Division of Hematology, Department of Medicine, QEII Health Sciences Centre, Dalhousie University, Halifax, NS, Canada.
Department of Internal Medicine, Section of Hematology, Oncology and Rheumatology, Heidelberg University Hospital, Heidelberg, Germany.
Best Pract Res Clin Haematol. 2024 Mar;37(1):101537. doi: 10.1016/j.beha.2024.101537. Epub 2024 Feb 1.
Myeloid neoplasms with germline predisposition have been recognized increasingly over the past decade with numerous newly described disorders. Penetrance, age of onset, phenotypic heterogeneity, and somatic driver events differ widely among these conditions and sometimes even within family members with the same variant, making risk assessment and counseling of these individuals inherently difficult. In this review, we will shed light on high malignant penetrance (e.g., CEBPA, GATA2, SAMD9/SAMD9L, and TP53) versus variable malignant penetrance syndromes (e.g., ANKRD26, DDX41, ETV6, RUNX1, and various bone marrow failure syndromes) and their clinical features, such as variant type and location, course of disease, and prognostic markers. We further discuss the recommended management of these syndromes based on penetrance with an emphasis on somatic aberrations consistent with disease progression/transformation and suggested timing of allogeneic hematopoietic stem cell transplant. This review will thereby provide important data that can help to individualize and improve the management for these patients.

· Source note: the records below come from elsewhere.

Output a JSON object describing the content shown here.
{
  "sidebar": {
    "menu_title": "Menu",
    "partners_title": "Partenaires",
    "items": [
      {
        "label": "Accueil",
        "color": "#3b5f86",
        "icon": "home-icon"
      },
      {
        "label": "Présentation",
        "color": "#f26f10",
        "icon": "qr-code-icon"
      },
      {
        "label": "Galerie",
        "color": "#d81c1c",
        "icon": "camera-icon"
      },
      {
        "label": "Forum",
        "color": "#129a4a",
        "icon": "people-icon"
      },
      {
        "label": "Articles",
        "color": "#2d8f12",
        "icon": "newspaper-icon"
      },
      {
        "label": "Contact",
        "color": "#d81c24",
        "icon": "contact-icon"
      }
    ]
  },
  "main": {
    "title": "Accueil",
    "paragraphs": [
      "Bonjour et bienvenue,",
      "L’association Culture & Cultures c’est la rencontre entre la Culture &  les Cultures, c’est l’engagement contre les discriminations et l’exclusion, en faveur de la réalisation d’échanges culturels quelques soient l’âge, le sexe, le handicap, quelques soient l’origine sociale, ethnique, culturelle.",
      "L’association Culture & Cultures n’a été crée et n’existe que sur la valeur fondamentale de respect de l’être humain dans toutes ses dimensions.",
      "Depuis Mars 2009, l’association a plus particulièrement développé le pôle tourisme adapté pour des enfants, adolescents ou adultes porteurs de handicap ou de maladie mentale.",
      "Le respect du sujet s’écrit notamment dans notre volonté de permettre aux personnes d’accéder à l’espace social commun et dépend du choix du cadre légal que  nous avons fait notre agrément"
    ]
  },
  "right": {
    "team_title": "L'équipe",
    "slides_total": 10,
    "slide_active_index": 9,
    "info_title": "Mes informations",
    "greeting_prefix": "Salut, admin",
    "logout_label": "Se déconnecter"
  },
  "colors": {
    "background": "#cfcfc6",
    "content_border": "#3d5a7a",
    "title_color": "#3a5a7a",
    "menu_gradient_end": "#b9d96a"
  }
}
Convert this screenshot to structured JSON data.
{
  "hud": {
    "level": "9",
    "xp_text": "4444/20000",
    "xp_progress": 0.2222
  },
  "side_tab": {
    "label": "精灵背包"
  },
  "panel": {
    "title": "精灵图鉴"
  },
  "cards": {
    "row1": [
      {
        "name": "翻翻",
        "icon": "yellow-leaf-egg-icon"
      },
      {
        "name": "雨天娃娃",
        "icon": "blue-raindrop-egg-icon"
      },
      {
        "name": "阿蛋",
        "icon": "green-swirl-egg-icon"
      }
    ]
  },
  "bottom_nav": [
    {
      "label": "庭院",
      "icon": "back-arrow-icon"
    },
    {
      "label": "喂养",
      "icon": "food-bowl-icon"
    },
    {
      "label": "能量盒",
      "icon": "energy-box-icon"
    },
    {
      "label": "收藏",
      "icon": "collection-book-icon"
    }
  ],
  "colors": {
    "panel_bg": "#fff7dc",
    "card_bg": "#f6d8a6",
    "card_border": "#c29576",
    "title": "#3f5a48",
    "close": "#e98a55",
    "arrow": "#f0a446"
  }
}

在过去的十年中,随着越来越多的新描述的疾病的出现,人们已经越来越认识到具有种系易感性的骨髓增生性肿瘤。这些疾病之间的外显率、发病年龄、表型异质性和体细胞驱动事件差异很大,有时甚至在具有相同变异的家庭成员之间也存在差异,这使得对这些个体进行风险评估和咨询具有固有的难度。在这篇综述中,我们将重点介绍高恶性外显率(例如 CEBPA、GATA2、SAMD9/SAMD9L 和 TP53)与恶性外显率可变的综合征(例如 ANKRD26、DDX41、ETV6、RUNX1 和各种骨髓衰竭综合征)及其临床特征,例如变异类型和位置、病程和预后标志物。我们进一步讨论了基于外显率的这些综合征的推荐管理,重点是与疾病进展/转化一致的体细胞异常以及同种异体造血干细胞移植的建议时间。这篇综述将提供重要的数据,有助于为这些患者进行个体化和改进管理。